Our production system for a liberal arts college of 3000 users, some 2500 migrating from Cyrus in July/August and 500 migrating from GroupWise 7 in November (we need to wait for a few ZCS 5 features), is shaping up like the following. I'm moving our first 30 users from a basic pilot system to this architecture Monday night, so feedback would be appreciated ASAP. :-)
RedHat Enterprise 4 (I'd probably prefer 5, but not if it's not really supported) running RedHat Cluster Suite (compiled from CentOS source to save $1000 annually) on two Dell 2950's. For cost and green sustainability reasons, they are differently configured. The primary node running everything but the MTA is quad-core: two dual-core 3GHz 5160, 16GB RAM. The failover node is lighter weight: single dual-core 2GHz 5130, 8GB RAM. Just so that the failover node has something to do and remains monitored/in use, it will also run the free VMWare Server, hosting the Zimbra MTA as a virtualized guest. A third box, a leftover Dell 1850, will run DNS and a Zimbra LDAP secondary used by the MTA (it doesn't seem possible to host this on the cluster partner, and I don't want to dedicate a lot of RAM or context switches to VMWare).
Both cluster members will have dual-ported QLogic 2462 cards connected to different SAN switches, multipathing handled by RedHat's default dm-multipath.
/opt/zimbra is local to each machine, as required. Primary LDAP, mail store, MySQL, etc. are one large SAN volume managed as a cluster resource.
Our brand-new Compellent Storage Center has some nice thin provisioning and block-level HSM features that seem to make it a very good fit for Zimbra. We should not need to use Zimbra's own HSM, since policies on the Compellent should have similar effect, but if we later decide that gzip-compressing items older than (say) 180 days is a good idea, we could, provided that putting /opt/zimbra/store2 on a different LUN than /opt/zimbra/store will play nicely with clustering. Can anyone comment on that? I want it to be safe for someone other than me to apply Zimbra patches and upgrades.
/opt/zimbra/backup goes to an Apple XServe RAID located at a partner college 5 kilometers away, over single-mode fiber we co-own. So all backups are immediately off-site.
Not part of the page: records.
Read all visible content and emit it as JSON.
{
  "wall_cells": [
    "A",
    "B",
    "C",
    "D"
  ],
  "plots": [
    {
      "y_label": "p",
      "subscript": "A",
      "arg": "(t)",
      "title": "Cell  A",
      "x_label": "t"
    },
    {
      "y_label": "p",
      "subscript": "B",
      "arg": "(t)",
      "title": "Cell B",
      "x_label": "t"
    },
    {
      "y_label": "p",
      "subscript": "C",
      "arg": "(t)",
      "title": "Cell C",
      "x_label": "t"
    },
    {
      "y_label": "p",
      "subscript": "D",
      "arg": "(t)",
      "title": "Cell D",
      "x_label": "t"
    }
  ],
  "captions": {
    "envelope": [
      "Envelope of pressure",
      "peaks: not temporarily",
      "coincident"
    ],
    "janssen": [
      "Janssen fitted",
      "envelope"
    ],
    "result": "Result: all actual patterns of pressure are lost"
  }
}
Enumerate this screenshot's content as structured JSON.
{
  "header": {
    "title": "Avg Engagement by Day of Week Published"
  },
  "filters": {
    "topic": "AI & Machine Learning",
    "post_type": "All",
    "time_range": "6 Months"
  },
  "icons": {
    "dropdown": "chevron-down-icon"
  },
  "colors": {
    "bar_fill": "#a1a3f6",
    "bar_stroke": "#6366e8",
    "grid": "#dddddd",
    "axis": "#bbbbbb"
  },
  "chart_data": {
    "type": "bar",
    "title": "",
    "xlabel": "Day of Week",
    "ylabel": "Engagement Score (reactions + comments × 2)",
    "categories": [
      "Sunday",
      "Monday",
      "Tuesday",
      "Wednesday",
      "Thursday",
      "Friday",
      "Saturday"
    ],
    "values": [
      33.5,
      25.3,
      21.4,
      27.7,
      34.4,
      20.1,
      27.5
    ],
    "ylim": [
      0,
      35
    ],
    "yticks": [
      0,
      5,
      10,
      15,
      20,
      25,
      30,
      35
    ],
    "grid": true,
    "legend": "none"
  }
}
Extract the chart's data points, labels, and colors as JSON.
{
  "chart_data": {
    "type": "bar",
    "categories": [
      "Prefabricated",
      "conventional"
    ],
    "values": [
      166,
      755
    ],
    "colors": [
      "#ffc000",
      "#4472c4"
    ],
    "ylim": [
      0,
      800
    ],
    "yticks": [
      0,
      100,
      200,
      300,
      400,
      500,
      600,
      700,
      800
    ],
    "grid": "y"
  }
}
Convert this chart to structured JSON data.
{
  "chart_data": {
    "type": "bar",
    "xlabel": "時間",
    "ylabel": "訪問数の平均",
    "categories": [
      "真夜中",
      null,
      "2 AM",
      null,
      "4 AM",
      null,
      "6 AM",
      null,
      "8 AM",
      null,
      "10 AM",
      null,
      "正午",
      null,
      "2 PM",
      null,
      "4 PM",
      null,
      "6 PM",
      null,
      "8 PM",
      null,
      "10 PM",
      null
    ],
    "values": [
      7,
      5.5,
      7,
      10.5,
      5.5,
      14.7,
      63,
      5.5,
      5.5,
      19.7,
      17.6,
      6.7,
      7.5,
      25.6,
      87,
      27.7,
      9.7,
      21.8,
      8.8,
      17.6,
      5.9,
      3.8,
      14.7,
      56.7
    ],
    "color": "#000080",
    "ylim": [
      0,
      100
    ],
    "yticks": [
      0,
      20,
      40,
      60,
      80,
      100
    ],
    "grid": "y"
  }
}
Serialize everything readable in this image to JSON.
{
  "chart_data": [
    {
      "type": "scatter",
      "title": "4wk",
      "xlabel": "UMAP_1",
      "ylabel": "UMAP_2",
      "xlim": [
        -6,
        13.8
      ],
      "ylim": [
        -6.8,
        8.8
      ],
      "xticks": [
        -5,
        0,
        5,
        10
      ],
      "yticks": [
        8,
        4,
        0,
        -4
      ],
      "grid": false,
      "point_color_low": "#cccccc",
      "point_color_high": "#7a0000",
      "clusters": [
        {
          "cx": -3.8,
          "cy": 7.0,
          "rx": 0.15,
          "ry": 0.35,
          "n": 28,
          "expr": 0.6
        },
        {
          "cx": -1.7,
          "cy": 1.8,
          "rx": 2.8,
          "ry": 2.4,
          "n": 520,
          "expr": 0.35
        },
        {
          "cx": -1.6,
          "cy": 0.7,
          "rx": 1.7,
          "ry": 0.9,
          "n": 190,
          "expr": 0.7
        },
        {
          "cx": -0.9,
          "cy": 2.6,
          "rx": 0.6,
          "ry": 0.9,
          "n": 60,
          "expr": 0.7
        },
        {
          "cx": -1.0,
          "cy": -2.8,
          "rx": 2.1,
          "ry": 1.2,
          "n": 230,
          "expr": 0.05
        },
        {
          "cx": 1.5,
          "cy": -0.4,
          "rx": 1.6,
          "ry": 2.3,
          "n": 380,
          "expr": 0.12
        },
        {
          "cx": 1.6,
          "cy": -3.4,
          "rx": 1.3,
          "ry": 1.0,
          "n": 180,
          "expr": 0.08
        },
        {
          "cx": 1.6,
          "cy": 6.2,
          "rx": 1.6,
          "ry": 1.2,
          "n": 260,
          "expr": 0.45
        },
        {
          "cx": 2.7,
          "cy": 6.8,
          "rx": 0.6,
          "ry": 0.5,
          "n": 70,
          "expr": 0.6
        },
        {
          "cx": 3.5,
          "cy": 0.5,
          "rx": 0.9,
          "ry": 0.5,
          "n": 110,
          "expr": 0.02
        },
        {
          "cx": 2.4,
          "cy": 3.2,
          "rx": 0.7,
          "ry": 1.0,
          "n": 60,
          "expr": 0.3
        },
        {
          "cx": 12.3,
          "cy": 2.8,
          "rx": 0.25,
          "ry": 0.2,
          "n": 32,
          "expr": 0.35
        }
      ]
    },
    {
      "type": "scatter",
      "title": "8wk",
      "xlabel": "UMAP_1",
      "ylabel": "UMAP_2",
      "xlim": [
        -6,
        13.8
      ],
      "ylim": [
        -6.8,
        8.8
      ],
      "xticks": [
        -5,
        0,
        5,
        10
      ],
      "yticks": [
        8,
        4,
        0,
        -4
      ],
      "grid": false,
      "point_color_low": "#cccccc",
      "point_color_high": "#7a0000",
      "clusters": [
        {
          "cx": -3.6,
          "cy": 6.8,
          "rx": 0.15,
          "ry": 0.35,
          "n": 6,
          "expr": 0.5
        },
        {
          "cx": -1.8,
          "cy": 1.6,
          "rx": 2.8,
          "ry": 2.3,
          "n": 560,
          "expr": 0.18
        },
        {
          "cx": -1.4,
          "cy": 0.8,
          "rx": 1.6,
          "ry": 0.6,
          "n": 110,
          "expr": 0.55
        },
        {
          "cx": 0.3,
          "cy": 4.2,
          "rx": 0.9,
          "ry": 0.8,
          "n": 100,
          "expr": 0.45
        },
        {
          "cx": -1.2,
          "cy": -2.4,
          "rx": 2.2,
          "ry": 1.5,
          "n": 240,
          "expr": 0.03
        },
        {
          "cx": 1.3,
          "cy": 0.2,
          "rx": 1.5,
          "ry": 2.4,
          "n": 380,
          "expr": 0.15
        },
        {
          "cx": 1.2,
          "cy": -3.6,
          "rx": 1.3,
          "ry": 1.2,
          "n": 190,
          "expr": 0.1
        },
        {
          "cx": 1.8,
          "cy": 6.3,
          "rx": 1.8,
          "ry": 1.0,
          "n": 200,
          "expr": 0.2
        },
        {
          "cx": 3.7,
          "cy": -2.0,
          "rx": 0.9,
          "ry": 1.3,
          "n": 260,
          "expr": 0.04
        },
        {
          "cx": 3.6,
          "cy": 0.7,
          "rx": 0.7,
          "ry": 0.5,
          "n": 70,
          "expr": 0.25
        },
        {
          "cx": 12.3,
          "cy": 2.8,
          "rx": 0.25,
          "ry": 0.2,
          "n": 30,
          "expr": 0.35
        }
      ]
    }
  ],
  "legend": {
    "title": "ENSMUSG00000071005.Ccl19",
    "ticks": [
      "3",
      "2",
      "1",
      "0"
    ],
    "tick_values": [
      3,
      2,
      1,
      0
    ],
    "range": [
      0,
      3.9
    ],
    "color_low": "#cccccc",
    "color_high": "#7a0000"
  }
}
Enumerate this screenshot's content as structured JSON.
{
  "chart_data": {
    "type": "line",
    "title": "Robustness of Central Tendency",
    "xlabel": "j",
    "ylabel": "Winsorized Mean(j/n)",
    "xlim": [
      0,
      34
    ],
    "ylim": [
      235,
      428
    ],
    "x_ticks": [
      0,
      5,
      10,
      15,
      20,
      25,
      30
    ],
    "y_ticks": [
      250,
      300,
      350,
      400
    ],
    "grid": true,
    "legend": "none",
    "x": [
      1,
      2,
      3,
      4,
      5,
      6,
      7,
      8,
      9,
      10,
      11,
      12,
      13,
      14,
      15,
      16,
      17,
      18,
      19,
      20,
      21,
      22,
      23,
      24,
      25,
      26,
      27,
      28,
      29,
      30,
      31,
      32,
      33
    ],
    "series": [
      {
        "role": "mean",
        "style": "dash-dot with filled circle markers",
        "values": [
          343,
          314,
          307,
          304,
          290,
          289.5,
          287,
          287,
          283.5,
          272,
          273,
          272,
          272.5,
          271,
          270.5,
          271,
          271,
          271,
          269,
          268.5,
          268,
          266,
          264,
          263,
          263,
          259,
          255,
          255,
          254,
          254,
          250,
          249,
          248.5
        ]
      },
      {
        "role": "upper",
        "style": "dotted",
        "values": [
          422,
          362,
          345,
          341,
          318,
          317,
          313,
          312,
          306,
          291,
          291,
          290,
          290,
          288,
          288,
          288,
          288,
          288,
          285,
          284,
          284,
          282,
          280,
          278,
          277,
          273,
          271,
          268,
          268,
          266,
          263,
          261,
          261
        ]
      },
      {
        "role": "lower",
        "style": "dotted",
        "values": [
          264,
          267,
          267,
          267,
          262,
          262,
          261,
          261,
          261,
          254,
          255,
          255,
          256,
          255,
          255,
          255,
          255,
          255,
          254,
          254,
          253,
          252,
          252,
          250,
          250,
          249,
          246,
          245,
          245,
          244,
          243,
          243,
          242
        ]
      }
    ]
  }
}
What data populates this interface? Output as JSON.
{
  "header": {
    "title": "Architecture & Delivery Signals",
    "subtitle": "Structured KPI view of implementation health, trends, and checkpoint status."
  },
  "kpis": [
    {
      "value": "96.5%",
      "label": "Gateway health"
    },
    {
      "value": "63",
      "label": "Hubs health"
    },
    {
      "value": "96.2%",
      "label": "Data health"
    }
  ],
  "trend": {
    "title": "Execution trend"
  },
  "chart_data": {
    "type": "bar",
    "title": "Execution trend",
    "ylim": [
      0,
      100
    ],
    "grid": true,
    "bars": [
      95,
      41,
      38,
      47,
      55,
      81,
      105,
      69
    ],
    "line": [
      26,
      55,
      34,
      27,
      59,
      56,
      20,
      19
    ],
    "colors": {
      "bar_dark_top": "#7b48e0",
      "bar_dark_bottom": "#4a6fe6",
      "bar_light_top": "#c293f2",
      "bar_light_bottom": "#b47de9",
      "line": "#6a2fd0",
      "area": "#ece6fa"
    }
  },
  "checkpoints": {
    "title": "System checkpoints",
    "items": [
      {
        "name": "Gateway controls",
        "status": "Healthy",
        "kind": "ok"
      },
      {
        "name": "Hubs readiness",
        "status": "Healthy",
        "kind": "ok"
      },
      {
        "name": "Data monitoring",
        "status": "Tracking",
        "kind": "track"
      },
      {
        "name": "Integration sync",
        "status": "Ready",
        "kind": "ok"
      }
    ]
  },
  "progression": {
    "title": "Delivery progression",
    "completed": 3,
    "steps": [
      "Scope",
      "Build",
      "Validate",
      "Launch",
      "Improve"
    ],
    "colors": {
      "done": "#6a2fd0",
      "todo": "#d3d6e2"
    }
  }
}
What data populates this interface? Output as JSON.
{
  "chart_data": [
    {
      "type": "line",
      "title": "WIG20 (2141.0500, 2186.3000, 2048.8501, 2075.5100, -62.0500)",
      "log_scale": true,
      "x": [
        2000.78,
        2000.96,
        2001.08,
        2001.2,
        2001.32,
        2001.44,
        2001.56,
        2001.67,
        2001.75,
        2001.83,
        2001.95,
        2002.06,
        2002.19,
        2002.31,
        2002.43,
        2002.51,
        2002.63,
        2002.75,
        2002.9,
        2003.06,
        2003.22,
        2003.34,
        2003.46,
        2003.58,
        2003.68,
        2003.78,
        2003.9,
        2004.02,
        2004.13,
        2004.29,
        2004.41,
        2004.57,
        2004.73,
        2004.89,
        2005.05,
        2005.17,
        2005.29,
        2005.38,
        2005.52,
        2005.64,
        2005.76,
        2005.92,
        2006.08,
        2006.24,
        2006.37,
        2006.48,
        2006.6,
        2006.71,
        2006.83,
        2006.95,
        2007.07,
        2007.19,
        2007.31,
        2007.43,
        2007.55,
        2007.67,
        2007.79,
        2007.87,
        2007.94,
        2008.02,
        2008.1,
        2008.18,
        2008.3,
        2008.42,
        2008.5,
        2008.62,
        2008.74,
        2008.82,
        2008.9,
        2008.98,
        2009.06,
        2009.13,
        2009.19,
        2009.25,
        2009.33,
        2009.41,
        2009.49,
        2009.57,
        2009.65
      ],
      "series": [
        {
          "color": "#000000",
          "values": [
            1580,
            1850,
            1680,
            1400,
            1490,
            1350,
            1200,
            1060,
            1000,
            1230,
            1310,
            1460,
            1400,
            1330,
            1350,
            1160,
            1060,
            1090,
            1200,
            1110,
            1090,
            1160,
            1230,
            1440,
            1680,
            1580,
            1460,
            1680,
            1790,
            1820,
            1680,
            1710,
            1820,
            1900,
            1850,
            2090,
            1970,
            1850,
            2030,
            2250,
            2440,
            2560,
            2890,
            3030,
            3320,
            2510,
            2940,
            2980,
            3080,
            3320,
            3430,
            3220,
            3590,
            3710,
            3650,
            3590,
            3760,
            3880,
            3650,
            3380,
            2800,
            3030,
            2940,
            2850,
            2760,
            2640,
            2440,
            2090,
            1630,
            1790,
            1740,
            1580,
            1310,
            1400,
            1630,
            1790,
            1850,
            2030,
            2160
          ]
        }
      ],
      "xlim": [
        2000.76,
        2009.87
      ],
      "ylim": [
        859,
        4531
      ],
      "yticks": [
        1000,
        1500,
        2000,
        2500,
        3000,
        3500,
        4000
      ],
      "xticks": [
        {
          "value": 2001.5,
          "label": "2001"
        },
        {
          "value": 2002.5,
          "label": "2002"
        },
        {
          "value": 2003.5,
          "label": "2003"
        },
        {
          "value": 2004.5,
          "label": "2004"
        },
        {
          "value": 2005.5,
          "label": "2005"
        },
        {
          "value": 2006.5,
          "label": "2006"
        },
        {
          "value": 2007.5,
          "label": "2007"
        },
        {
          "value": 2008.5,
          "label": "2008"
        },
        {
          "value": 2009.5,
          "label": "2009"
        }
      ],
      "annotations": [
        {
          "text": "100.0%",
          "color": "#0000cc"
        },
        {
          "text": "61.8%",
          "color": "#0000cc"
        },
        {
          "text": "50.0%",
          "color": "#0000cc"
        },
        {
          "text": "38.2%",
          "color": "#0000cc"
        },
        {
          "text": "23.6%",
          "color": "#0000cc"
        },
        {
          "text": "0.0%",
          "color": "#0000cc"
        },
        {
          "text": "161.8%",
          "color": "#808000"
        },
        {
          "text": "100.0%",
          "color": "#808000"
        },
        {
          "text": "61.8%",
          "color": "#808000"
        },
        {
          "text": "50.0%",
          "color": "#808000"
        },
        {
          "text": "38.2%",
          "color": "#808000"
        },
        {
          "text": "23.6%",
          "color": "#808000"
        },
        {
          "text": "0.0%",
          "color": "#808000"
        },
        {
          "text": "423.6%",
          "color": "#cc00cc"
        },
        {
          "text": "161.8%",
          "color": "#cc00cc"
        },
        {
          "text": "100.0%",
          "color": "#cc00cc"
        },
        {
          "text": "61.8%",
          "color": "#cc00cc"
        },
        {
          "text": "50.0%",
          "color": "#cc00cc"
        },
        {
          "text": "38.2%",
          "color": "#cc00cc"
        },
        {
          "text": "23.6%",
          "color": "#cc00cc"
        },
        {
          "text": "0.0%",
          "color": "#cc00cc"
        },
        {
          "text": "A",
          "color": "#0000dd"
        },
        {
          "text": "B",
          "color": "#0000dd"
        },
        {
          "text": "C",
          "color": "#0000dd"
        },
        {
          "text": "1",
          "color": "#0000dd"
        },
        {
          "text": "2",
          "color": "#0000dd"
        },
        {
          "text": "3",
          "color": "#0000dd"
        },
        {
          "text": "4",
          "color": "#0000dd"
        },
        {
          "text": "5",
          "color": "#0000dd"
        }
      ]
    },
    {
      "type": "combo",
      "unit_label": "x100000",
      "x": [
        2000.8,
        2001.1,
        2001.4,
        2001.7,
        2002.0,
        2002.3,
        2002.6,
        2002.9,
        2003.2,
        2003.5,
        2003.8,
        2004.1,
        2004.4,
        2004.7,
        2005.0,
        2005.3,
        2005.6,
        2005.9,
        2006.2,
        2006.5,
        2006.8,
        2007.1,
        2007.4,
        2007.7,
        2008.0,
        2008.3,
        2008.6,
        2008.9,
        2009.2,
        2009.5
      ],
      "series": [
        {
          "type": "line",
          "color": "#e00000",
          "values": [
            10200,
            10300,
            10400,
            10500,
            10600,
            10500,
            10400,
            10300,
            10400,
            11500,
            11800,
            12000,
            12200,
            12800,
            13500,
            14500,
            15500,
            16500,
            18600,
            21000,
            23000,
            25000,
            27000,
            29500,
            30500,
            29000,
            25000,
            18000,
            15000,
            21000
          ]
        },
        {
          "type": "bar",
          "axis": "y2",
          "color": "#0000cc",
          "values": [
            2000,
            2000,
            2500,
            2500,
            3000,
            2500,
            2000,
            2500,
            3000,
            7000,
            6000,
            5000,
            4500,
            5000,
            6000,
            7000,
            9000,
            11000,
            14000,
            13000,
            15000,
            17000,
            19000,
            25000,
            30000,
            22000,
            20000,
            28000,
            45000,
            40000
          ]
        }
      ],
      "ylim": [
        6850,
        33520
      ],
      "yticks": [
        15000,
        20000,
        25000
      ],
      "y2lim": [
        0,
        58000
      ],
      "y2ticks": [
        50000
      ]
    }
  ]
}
There exist SATA-to-FC boxes with better price/performance nowadays, but we got a really good price on several XServe RAIDs when they first came out, so we're sticking with them. /opt/zimbra/backup is *not* configured as a cluster resource, so when Zimbra is running on the secondary, it will be unavailable. (This could be addressed manually in the event of an extended outage.) We will use NetWorker to back up the base OS and to copy the remote disk-to-disk backups to tapes in the primary data center. /opt/zimbra/backup is for DR, and tapes are for longer-term archival.
* Anything glaringly wrong about this?
* Is RedHat Enterprise 5 a fully viable and supported option as soon as this week?
* Is is safe/supported/upgradeable to put /opt/zimbra/backup on a different LUN on a different SAN than /opt/zimbra/store, etc?
* Would it be safe/supported/upgradeable to put the HSM secondary /opt/zimbra/store2 on a different LUN on the same SAN as /opt/zimbra/store, *and* make it a RHCS resource that works with Zimbra Cluster?
* Will MTA for 3000 users perform reasonably as a VMWare guest on an otherwise idle 5130 (dual core 2GHz, 4MB cache)? I know that VMWare performs surprisingly well for some workloads, surprisingly poorly for some others.